Saturday's Fort Walla Walla Days included an encampment by buffalo soldier re-enactors.
“As a kid I started studying history. And then I met veterans. And they told me a different story of history,” Buffalo Solder Sgt. Lenard Howze said.
All day Saturday, Howze and his fellow reenactment soldiers taught on the triumphs and trials of the Buffalo Soldiers, who existed under different names but still served as segregated Army personnel from 1866 until the Army disbanded its all-African American units in 1952.
“A lot of times the blacks from California had to learn how to live in the South,” Buffalo Soldier reenactment member Larry Jones said, noting that most of the training camps during World War II were in the South. “You couldn’t go into the officer’s mess, but some German prisoners could.”
Like most reenactment soldiers, Jones’ interests go beyond being a Buffalo Soldier. He also portrays members of the British Royal Air Force, a 10th Calvary Spanish-American War veteran, a British paratrooper and a cowboy action shooter. And he has more than a dozen mannequins at home with authentic military uniforms from different ages, as well as other military artifacts.
For Howze, his Buffalo Soldier reenactment started in 1993, when he participated in the Oregon Trail Sesquicentennial. What followed for him were years of studying, fact compiling and teaching about African American soldier accomplishments, which include the following:
More than 180,000 African American soldiers served in the Union Army before and during the Civil Wary, and 33,380 deaths were recorded during their service.
The Cheyenne Indians called the African Americans Buffalo Soldiers because of their “woolly hair,” courage and fighting skills.
Buffalo Soldiers received 18 Medal of Honor awards during the Indian Campaigns.
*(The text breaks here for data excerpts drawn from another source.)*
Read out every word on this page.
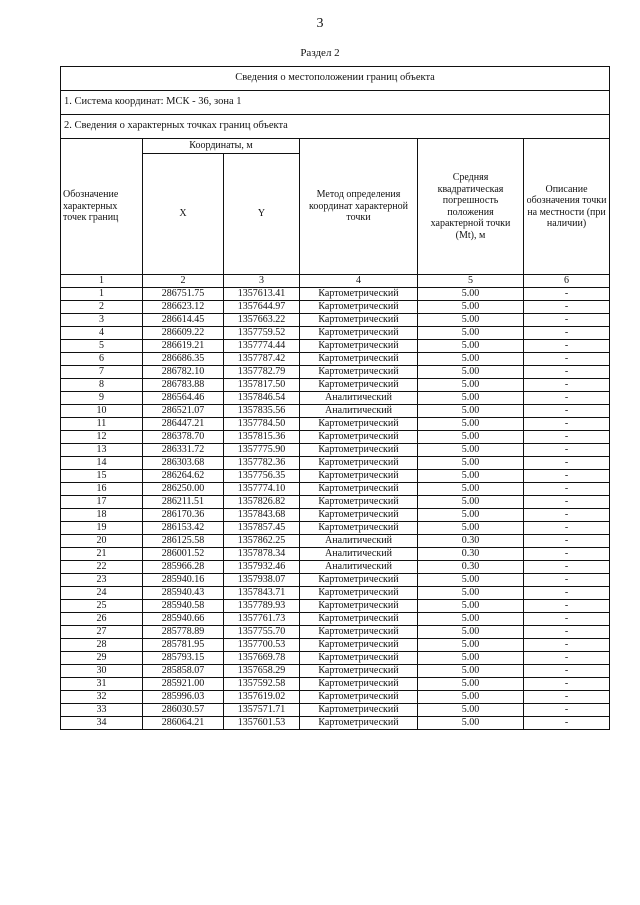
3
Раздел 2
Сведения о местоположении границ объекта					
1. Система координат: МСК - 36, зона 1					
2. Сведения о характерных точках границ объекта					
Обозначение характерных точек границ	Координаты, м		Метод определения координат характерной точки	Средняя квадратическая погрешность положения характерной точки (Mt), м	Описание обозначения точки на местности (при наличии)
	X	Y			
1	2	3	4	5	6
1	286751.75	1357613.41	Картометрический	5.00	-
2	286623.12	1357644.97	Картометрический	5.00	-
3	286614.45	1357663.22	Картометрический	5.00	-
4	286609.22	1357759.52	Картометрический	5.00	-
5	286619.21	1357774.44	Картометрический	5.00	-
6	286686.35	1357787.42	Картометрический	5.00	-
7	286782.10	1357782.79	Картометрический	5.00	-
8	286783.88	1357817.50	Картометрический	5.00	-
9	286564.46	1357846.54	Аналитический	5.00	-
10	286521.07	1357835.56	Аналитический	5.00	-
11	286447.21	1357784.50	Картометрический	5.00	-
12	286378.70	1357815.36	Картометрический	5.00	-
13	286331.72	1357775.90	Картометрический	5.00	-
14	286303.68	1357782.36	Картометрический	5.00	-
15	286264.62	1357756.35	Картометрический	5.00	-
16	286250.00	1357774.10	Картометрический	5.00	-
17	286211.51	1357826.82	Картометрический	5.00	-
18	286170.36	1357843.68	Картометрический	5.00	-
19	286153.42	1357857.45	Картометрический	5.00	-
20	286125.58	1357862.25	Аналитический	0.30	-
21	286001.52	1357878.34	Аналитический	0.30	-
22	285966.28	1357932.46	Аналитический	0.30	-
23	285940.16	1357938.07	Картометрический	5.00	-
24	285940.43	1357843.71	Картометрический	5.00	-
25	285940.58	1357789.93	Картометрический	5.00	-
26	285940.66	1357761.73	Картометрический	5.00	-
27	285778.89	1357755.70	Картометрический	5.00	-
28	285781.95	1357700.53	Картометрический	5.00	-
29	285793.15	1357669.78	Картометрический	5.00	-
30	285858.07	1357658.29	Картометрический	5.00	-
31	285921.00	1357592.58	Картометрический	5.00	-
32	285996.03	1357619.02	Картометрический	5.00	-
33	286030.57	1357571.71	Картометрический	5.00	-
34	286064.21	1357601.53	Картометрический	5.00	-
23 African Americans earned the nation’s highest honor for valor during the Civil War.
Another little known fact about Buffalo Soldiers was that they served at Fort Walla Walla at various times, with the last time being in 1904, when they were reassigned and never returned, museum Executive Director James Payne said.
“It was kind of serendipity that they said they were available this year,” Payne said.
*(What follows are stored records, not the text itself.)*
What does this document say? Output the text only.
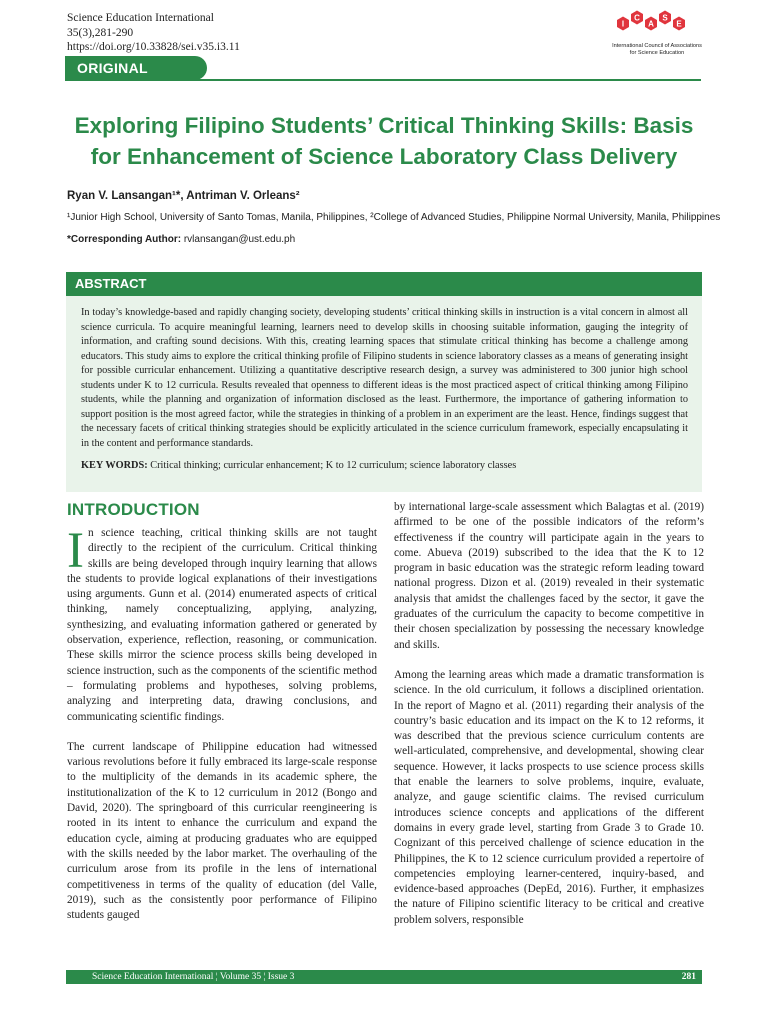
Science Education International
35(3),281-290
https://doi.org/10.33828/sei.v35.i3.11
I
C
A
S
E
International Council of Associations for Science Education
ORIGINAL ARTICLE
Exploring Filipino Students’ Critical Thinking Skills: Basis for Enhancement of Science Laboratory Class Delivery
Ryan V. Lansangan¹*, Antriman V. Orleans²
¹Junior High School, University of Santo Tomas, Manila, Philippines, ²College of Advanced Studies, Philippine Normal University, Manila, Philippines
*Corresponding Author: rvlansangan@ust.edu.ph
ABSTRACT

In today’s knowledge-based and rapidly changing society, developing students’ critical thinking skills in instruction is a vital concern in almost all science curricula. To acquire meaningful learning, learners need to develop skills in choosing suitable information, gauging the integrity of information, and crafting sound decisions. With this, creating learning spaces that stimulate critical thinking has become a challenge among educators. This study aims to explore the critical thinking profile of Filipino students in science laboratory classes as a means of generating insight for possible curricular enhancement. Utilizing a quantitative descriptive research design, a survey was administered to 300 junior high school students under K to 12 curricula. Results revealed that openness to different ideas is the most practiced aspect of critical thinking among Filipino students, while the planning and organization of information disclosed as the least. Furthermore, the importance of gathering information to support position is the most agreed factor, while the strategies in thinking of a problem in an experiment are the least. Hence, findings suggest that the necessary facets of critical thinking strategies should be explicitly articulated in the science curriculum framework, especially encapsulating it in the content and performance standards.

KEY WORDS: Critical thinking; curricular enhancement; K to 12 curriculum; science laboratory classes

INTRODUCTION

In science teaching, critical thinking skills are not taught directly to the recipient of the curriculum. Critical thinking skills are being developed through inquiry learning that allows the students to provide logical explanations of their investigations using arguments. Gunn et al. (2014) enumerated aspects of critical thinking, namely conceptualizing, applying, analyzing, synthesizing, and evaluating information gathered or generated by observation, experience, reflection, reasoning, or communication. These skills mirror the science process skills being developed in science instruction, such as the components of the scientific method – formulating problems and hypotheses, solving problems, analyzing and interpreting data, drawing conclusions, and communicating scientific findings.

The current landscape of Philippine education had witnessed various revolutions before it fully embraced its large-scale response to the multiplicity of the demands in its academic sphere, the institutionalization of the K to 12 curriculum in 2012 (Bongo and David, 2020). The springboard of this curricular reengineering is rooted in its intent to enhance the curriculum and expand the education cycle, aiming at producing graduates who are equipped with the skills needed by the labor market. The overhauling of the curriculum arose from its profile in the lens of international competitiveness in terms of the quality of education (del Valle, 2019), such as the consistently poor performance of Filipino students gauged

by international large-scale assessment which Balagtas et al. (2019) affirmed to be one of the possible indicators of the reform’s effectiveness if the country will participate again in the years to come. Abueva (2019) subscribed to the idea that the K to 12 program in basic education was the strategic reform leading toward national progress. Dizon et al. (2019) revealed in their systematic analysis that amidst the challenges faced by the sector, it gave the graduates of the curriculum the capacity to become competitive in their chosen specialization by possessing the necessary knowledge and skills.

Among the learning areas which made a dramatic transformation is science. In the old curriculum, it follows a disciplined orientation. In the report of Magno et al. (2011) regarding their analysis of the country’s basic education and its impact on the K to 12 reforms, it was described that the previous science curriculum contents are well-articulated, comprehensive, and developmental, showing clear sequence. However, it lacks prospects to use science process skills that enable the learners to solve problems, inquire, evaluate, analyze, and gauge scientific claims. The revised curriculum introduces science concepts and applications of the different domains in every grade level, starting from Grade 3 to Grade 10. Cognizant of this perceived challenge of science education in the Philippines, the K to 12 science curriculum provided a repertoire of competencies employing learner-centered, inquiry-based, and evidence-based approaches (DepEd, 2016). Further, it emphasizes the nature of Filipino scientific literacy to be critical and creative problem solvers, responsible

Science Education International ¦ Volume 35 ¦ Issue 3	281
Along with the return of the Buffalo Soldiers, this weekend’s Fort Walla Walla Days will also include the return of nearly 500 Civil War military artifacts, a Civil War field hospital demonstration by Frank “Rusty” Starr, music, dancing, a barbecue, ice cream and other entertainment and historical displays.
The museum is open today 10-5 p.m.
Admission is $7 for adults, $6 for seniors, $3 for children six to 12 and five and under are free.